Kozhikode Twin blasts – Deadly Terrorists acquitted

published on August 16, 2011

Twin blasts: NIA to appeal against acquittal of Halim, Yusuf

VR Jayaraj | Kochi

The NIA will file an appeal in the Kerala High Court challenging the acquittal of Muhammad Abdul Halim and Aboobacker Yusuf, third and seventh accused respectively in the Kozhikode twin blasts case. Halim and Yusuf were acquitted on July 11 by the Special NIA Court in Kochi, while convicting first accused Thadiyantavide Nazeer and fourth accused Shafaz.

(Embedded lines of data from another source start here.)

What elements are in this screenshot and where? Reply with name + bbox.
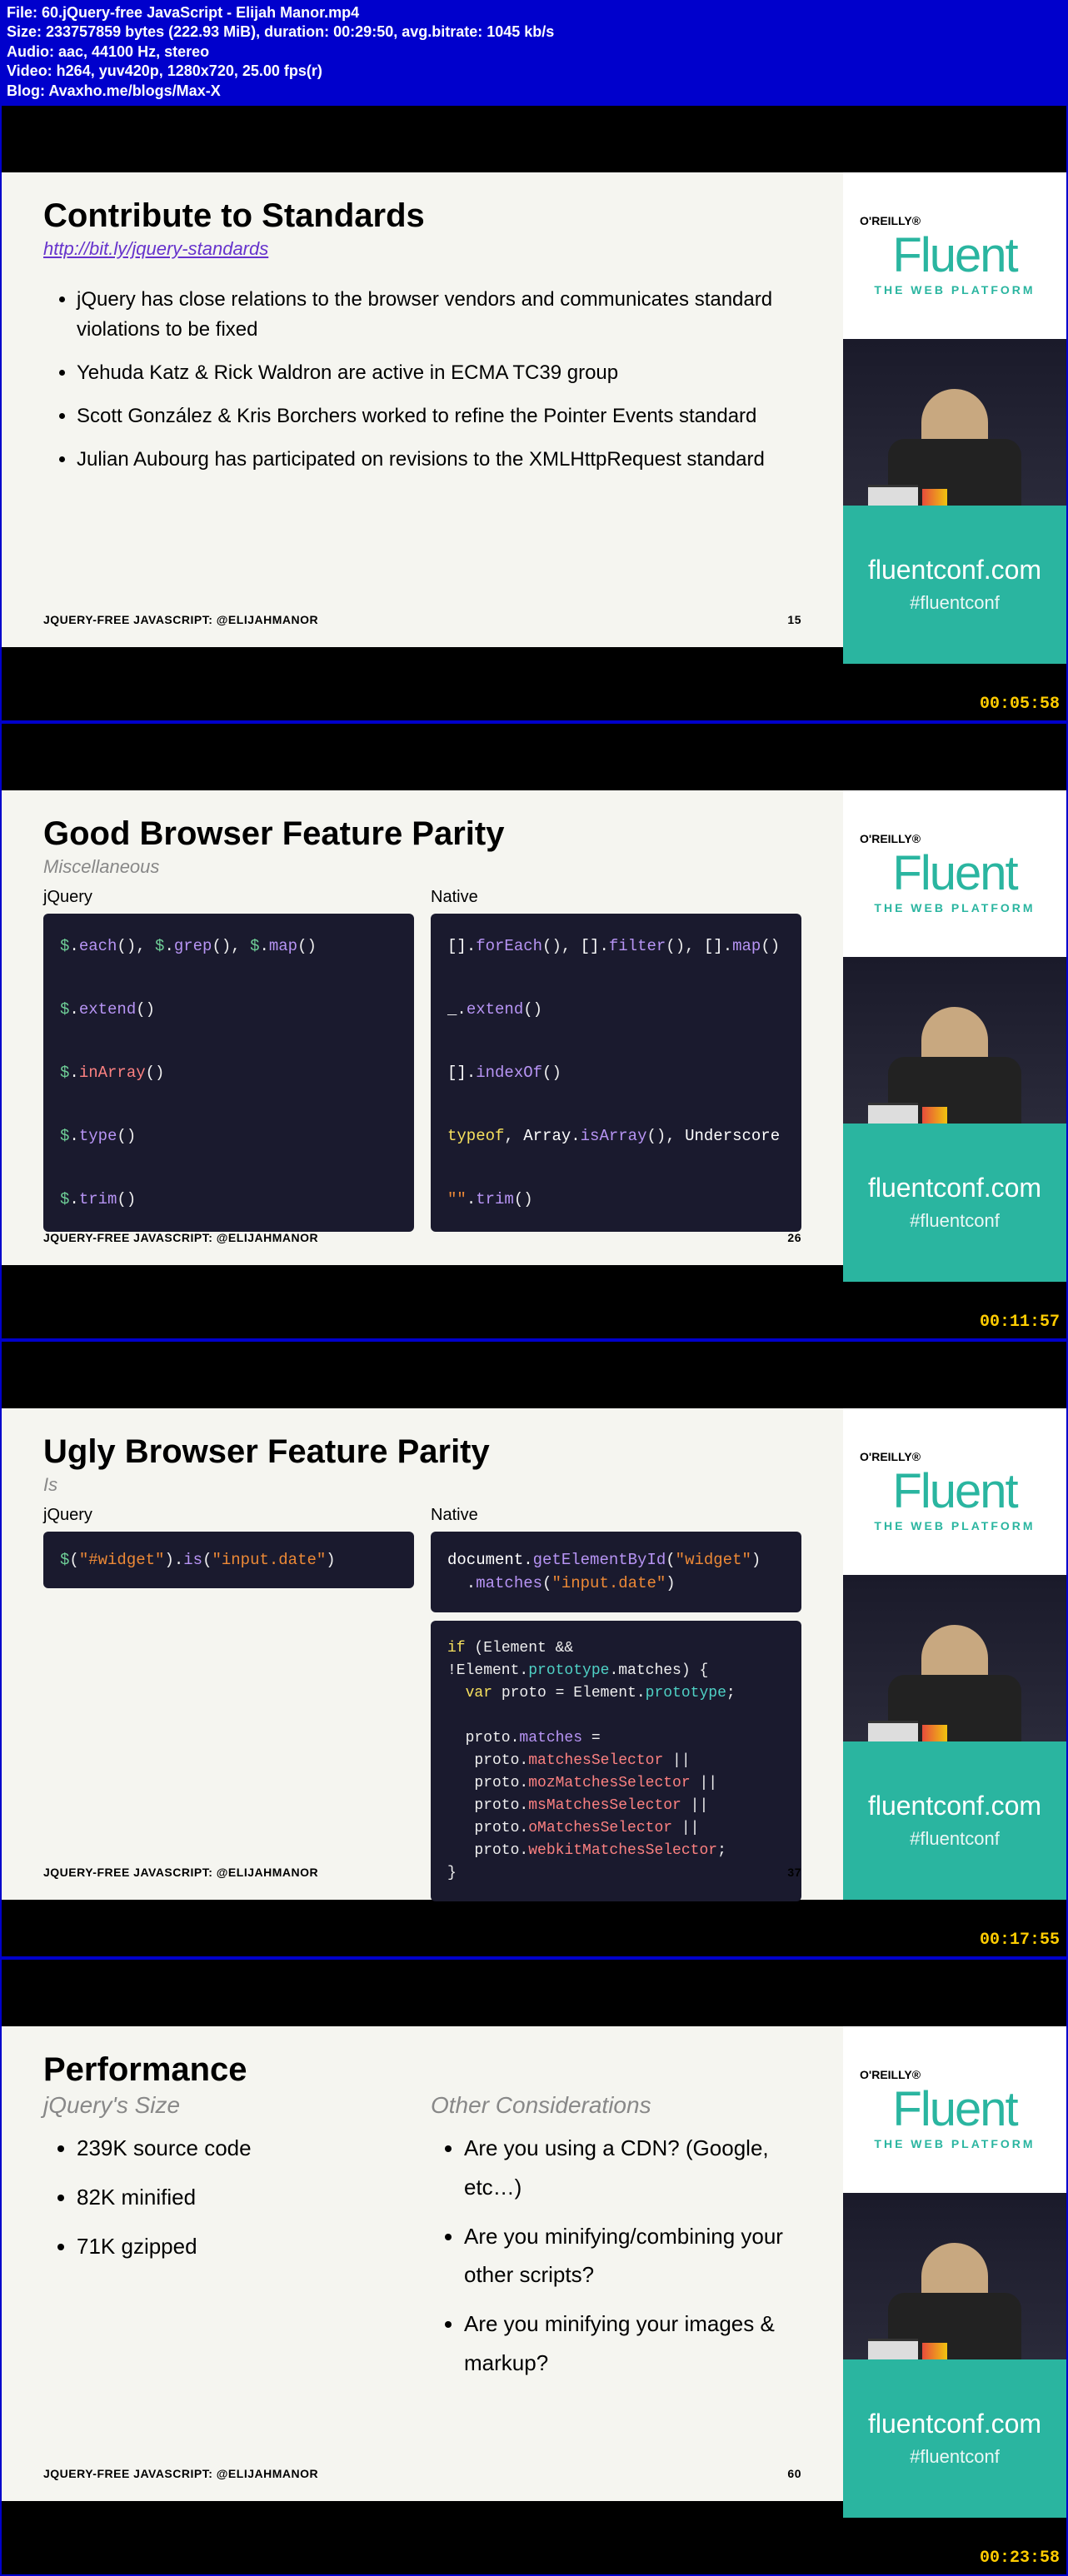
fluent-tagline: THE WEB PLATFORM	[874, 2137, 1035, 2150]
fluent-tagline: THE WEB PLATFORM	[874, 1519, 1035, 1532]
speaker-video	[843, 1575, 1066, 1741]
conf-banner: fluentconf.com #fluentconf	[843, 1124, 1066, 1282]
slide-2: Good Browser Feature Parity Miscellaneou…	[2, 790, 843, 1265]
slide-footer: JQUERY-FREE JAVASCRIPT: @ELIJAHMANOR 26	[43, 1231, 801, 1244]
list-item: 82K minified	[77, 2178, 414, 2217]
footer-text: JQUERY-FREE JAVASCRIPT: @ELIJAHMANOR	[43, 1231, 318, 1244]
slide-title: Performance	[43, 2051, 801, 2089]
slide-footer: JQUERY-FREE JAVASCRIPT: @ELIJAHMANOR 37	[43, 1866, 801, 1879]
conf-banner: fluentconf.com #fluentconf	[843, 2359, 1066, 2518]
oreilly-label: O'REILLY®	[860, 832, 921, 845]
oreilly-label: O'REILLY®	[860, 1450, 921, 1463]
list-item: Are you using a CDN? (Google, etc…)	[464, 2129, 801, 2207]
native-heading: Native	[431, 888, 801, 907]
conf-url: fluentconf.com	[868, 555, 1041, 585]
file-header: File: 60.jQuery-free JavaScript - Elijah…	[0, 0, 1068, 104]
conf-hashtag: #fluentconf	[910, 1210, 1000, 1232]
slide-footer: JQUERY-FREE JAVASCRIPT: @ELIJAHMANOR 15	[43, 613, 801, 626]
considerations-list: Are you using a CDN? (Google, etc…) Are …	[464, 2129, 801, 2383]
slide-1: Contribute to Standards http://bit.ly/jq…	[2, 172, 843, 647]
list-item: Are you minifying your images & markup?	[464, 2304, 801, 2383]
header-size: Size: 233757859 bytes (222.93 MiB), dura…	[7, 22, 1061, 42]
slide-title: Ugly Browser Feature Parity	[43, 1433, 801, 1471]
page-number: 26	[787, 1231, 801, 1244]
jquery-code: $.each(), $.grep(), $.map() $.extend() $…	[43, 914, 414, 1232]
jquery-heading: jQuery	[43, 888, 414, 907]
fluent-name: Fluent	[892, 2081, 1016, 2137]
slide-title: Good Browser Feature Parity	[43, 815, 801, 853]
conf-hashtag: #fluentconf	[910, 592, 1000, 614]
speaker-video	[843, 2193, 1066, 2359]
native-heading: Native	[431, 1506, 801, 1525]
fluent-name: Fluent	[892, 1463, 1016, 1519]
video-frame-1: Contribute to Standards http://bit.ly/jq…	[0, 104, 1068, 722]
conf-banner: fluentconf.com #fluentconf	[843, 506, 1066, 664]
fluent-logo: O'REILLY® Fluent THE WEB PLATFORM	[843, 172, 1066, 339]
size-list: 239K source code 82K minified 71K gzippe…	[77, 2129, 414, 2265]
list-item: Are you minifying/combining your other s…	[464, 2217, 801, 2295]
fluent-logo: O'REILLY® Fluent THE WEB PLATFORM	[843, 2026, 1066, 2193]
standards-link[interactable]: http://bit.ly/jquery-standards	[43, 238, 268, 259]
slide-subtitle: Is	[43, 1474, 801, 1496]
bullet-list: jQuery has close relations to the browse…	[77, 285, 801, 475]
fluent-logo: O'REILLY® Fluent THE WEB PLATFORM	[843, 790, 1066, 957]
native-code-1: document.getElementById("widget") .match…	[431, 1532, 801, 1612]
timestamp: 00:17:55	[980, 1931, 1060, 1950]
list-item: 71K gzipped	[77, 2227, 414, 2266]
bullet: jQuery has close relations to the browse…	[77, 285, 801, 345]
timestamp: 00:05:58	[980, 695, 1060, 714]
page-number: 15	[787, 613, 801, 626]
native-code: [].forEach(), [].filter(), [].map() _.ex…	[431, 914, 801, 1232]
oreilly-label: O'REILLY®	[860, 214, 921, 227]
bullet: Julian Aubourg has participated on revis…	[77, 445, 801, 475]
header-blog: Blog: Avaxho.me/blogs/Max-X	[7, 82, 1061, 101]
footer-text: JQUERY-FREE JAVASCRIPT: @ELIJAHMANOR	[43, 1866, 318, 1879]
header-filename: File: 60.jQuery-free JavaScript - Elijah…	[7, 3, 1061, 22]
fluent-logo: O'REILLY® Fluent THE WEB PLATFORM	[843, 1408, 1066, 1575]
jquery-heading: jQuery	[43, 1506, 414, 1525]
sub-heading-considerations: Other Considerations	[431, 2092, 801, 2119]
jquery-code: $("#widget").is("input.date")	[43, 1532, 414, 1589]
conf-hashtag: #fluentconf	[910, 1828, 1000, 1850]
slide-subtitle: Miscellaneous	[43, 856, 801, 878]
header-audio: Audio: aac, 44100 Hz, stereo	[7, 42, 1061, 62]
conf-url: fluentconf.com	[868, 1173, 1041, 1203]
fluent-tagline: THE WEB PLATFORM	[874, 283, 1035, 296]
speaker-video	[843, 339, 1066, 506]
footer-text: JQUERY-FREE JAVASCRIPT: @ELIJAHMANOR	[43, 613, 318, 626]
header-video: Video: h264, yuv420p, 1280x720, 25.00 fp…	[7, 62, 1061, 81]
fluent-name: Fluent	[892, 227, 1016, 283]
list-item: 239K source code	[77, 2129, 414, 2168]
fluent-name: Fluent	[892, 845, 1016, 901]
video-frame-4: Performance jQuery's Size 239K source co…	[0, 1958, 1068, 2576]
sub-heading-size: jQuery's Size	[43, 2092, 414, 2119]
speaker-video	[843, 957, 1066, 1124]
conf-url: fluentconf.com	[868, 2409, 1041, 2439]
conf-hashtag: #fluentconf	[910, 2446, 1000, 2468]
video-frame-3: Ugly Browser Feature Parity Is jQuery $(…	[0, 1340, 1068, 1958]
fluent-tagline: THE WEB PLATFORM	[874, 901, 1035, 914]
bullet: Scott González & Kris Borchers worked to…	[77, 401, 801, 431]
conf-url: fluentconf.com	[868, 1791, 1041, 1821]
slide-4: Performance jQuery's Size 239K source co…	[2, 2026, 843, 2501]
native-code-2: if (Element && !Element.prototype.matche…	[431, 1621, 801, 1901]
slide-3: Ugly Browser Feature Parity Is jQuery $(…	[2, 1408, 843, 1900]
conf-banner: fluentconf.com #fluentconf	[843, 1741, 1066, 1900]
timestamp: 00:23:58	[980, 2549, 1060, 2568]
timestamp: 00:11:57	[980, 1313, 1060, 1332]
oreilly-label: O'REILLY®	[860, 2068, 921, 2081]
bullet: Yehuda Katz & Rick Waldron are active in…	[77, 358, 801, 388]
page-number: 37	[787, 1866, 801, 1879]
video-frame-2: Good Browser Feature Parity Miscellaneou…	[0, 722, 1068, 1340]
slide-title: Contribute to Standards	[43, 197, 801, 235]
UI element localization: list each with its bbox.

The agency, which has been advised to appeal against the acquittal of the two for various reasons, will soon seek the permission of the Union Home Department for this. According the NIA, both Halim and Yusuf had played key roles in the conspiracy behind the two explosions that occurred in Kozhikode city on March 3, 2006.

Special Judge S Vijayakumar had acquitted Halim by giving him the benefit of doubt while Yusuf was acquitted in the absence of sufficient evidences against him. Both Halim and Yusuf were arrested by the Kerala Police and were handed over to the agency after preliminary interrogations.

Legal experts have told the NIA that the acquittal of the two would cause serious problems in the continuance of the twin blasts case. Though two of the accused had been convicted and sent to jail, the trial in the case has not been completed because two more accused, Muhammad Azhar and PP Yusuf who are said to be hiding in the Gulf, are yet to be arrested.

The NIA court had last Friday awarded three life terms to Nazeer and two to his aide Shafaz for committing the extremist act. The agency has now got the advice that the acquittal of Halim and Yusuf is not legally maintainable as the same NIA court had found Nazeer and Shafaz guilty of all the charges the agency had slapped on them.

The Kerala Police had arrested Abdul Halim, a native of Kannur and a former activist of Bangalore blasts accused Abdul Nasser Madani’s PDP, on July 22, 2009 as part of the investigations into the pipe bomb blast at the Ernakulam district collectorate building on July 10 that year. He had confessed to his role in the Kozhikode blasts during the interrogation.

According to investigators, Halim, an expert in time-bomb assembly, had put together the explosives that went off in the Moffusil bus stand the KSRTC bus station in Kozhikode city. Halim is said to have learned the art of bomb-making from Sainuddeen alias Abdul Sattar, who was accused of making the bombs used in the in Bangalore terror attack of July, 2008.

Yusuf was taken into custody by the Kerala Police on December 22, 2009 from his house at Parappanangadi in Muslim-majority Malappuram district in connection with the investigation into the Kalamassery bus-burning incident of September, 2005, in which Nazeer was prime accused, on the basis of information provided by Halim.

He had reportedly told the interrogators that it was he who had brought the bombs to be planted in Kozhikode from Kannur and that he had placed the explosives at the clock room of the KSRTC bus station. Yusuf had also admitted that he too, like Halim, knew bomb-making and had taken part in the assembly of the explosives for Kozhikode.